Wells Fargo CEO, John Stumpf Still Wasting Taxpayer Dollars

Over a span of four years, WayTooHigh.com has regularly been read and analysed by the credit card giants, its member banks, teams of legal council, and many others around the world.  This message should therefore get noticed.  It is one more review of the banks’ brazen market power and disconnect from its customers.

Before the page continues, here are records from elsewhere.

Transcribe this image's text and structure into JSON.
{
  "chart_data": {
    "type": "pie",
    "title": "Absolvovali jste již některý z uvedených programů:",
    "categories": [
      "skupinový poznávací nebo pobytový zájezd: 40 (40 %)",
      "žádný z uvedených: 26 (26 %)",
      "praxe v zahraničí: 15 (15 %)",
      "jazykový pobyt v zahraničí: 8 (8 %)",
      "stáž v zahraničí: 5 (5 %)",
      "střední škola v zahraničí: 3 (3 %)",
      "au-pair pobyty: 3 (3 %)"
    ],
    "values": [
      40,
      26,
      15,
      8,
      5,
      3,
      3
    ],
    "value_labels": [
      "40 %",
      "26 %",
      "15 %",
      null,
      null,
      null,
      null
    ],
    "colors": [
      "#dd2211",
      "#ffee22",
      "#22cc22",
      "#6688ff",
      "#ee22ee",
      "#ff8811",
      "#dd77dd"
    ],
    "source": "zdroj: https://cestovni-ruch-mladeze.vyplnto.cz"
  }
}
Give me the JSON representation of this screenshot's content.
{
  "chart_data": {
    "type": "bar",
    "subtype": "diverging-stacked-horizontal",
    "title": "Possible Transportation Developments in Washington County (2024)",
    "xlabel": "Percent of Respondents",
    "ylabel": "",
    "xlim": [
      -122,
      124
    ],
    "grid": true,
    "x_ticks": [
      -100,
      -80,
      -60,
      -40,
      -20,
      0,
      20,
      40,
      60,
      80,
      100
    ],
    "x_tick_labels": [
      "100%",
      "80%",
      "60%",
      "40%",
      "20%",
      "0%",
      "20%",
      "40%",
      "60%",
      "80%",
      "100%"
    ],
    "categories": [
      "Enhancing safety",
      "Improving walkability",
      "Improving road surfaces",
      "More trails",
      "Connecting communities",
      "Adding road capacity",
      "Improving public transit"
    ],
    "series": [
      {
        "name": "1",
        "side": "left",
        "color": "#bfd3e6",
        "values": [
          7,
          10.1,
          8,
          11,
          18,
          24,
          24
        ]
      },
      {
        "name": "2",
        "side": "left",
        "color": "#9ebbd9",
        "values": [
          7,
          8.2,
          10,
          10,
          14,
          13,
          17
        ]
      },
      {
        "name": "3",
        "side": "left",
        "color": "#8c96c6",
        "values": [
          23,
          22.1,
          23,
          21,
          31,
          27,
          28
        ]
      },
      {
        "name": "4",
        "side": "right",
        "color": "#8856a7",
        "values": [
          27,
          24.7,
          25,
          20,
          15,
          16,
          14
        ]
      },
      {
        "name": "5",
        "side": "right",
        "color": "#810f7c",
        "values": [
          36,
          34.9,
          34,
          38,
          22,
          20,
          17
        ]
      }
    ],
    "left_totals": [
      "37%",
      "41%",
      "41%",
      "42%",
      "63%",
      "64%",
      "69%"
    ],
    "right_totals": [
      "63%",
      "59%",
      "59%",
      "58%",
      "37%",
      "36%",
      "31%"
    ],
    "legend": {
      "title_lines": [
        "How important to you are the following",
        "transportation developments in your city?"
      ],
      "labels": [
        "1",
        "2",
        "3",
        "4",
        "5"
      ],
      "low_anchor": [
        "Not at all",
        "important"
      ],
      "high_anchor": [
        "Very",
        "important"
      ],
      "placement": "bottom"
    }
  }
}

Today, Wells Fargo CEO, John Stumpf, invested a significant sum to buy a full page advertisement in the national edition of The New York Times.

How much did that cost?

Nice message, Mr. Stumpf, if you were paying for it, but, I paid for it!  Along with millions of other U.S. taxpayers, through the U.S. Treasury Capital Purchase Program, we covered your message that Wells Fargo employees are deserving of praise and recognition. 

Couldn’t you just have sent them an email or Twitter them?

It might have actually been less money to just send your “hardworking employees” to The Wynn Resort in Las Vegas [ "Wells Fargo Wants to Party, but Maybe Not," NYT, Feb 3],  rather than paying for this ad. After all, the global economic catastrophe that you are partly to blame for, has one benefit, super cheap Vegas hotel rooms.  You could have sent about 300 employees to the Wynn Resort for two nights for what you (I) paid for this advertisement. Last month for CES, I stayed at The Encore – Wynn property in Las Vegas – for $169 a night, thanks partly to the banking industry’s mismanagement and destruction of our economy.  

You’ve come a long way from just being accused of illegally fixing the prices for the antiquated and nearly $60 billion annual merchant interchange fee gimmick of which Wells Fargo is a member bank and named defendant.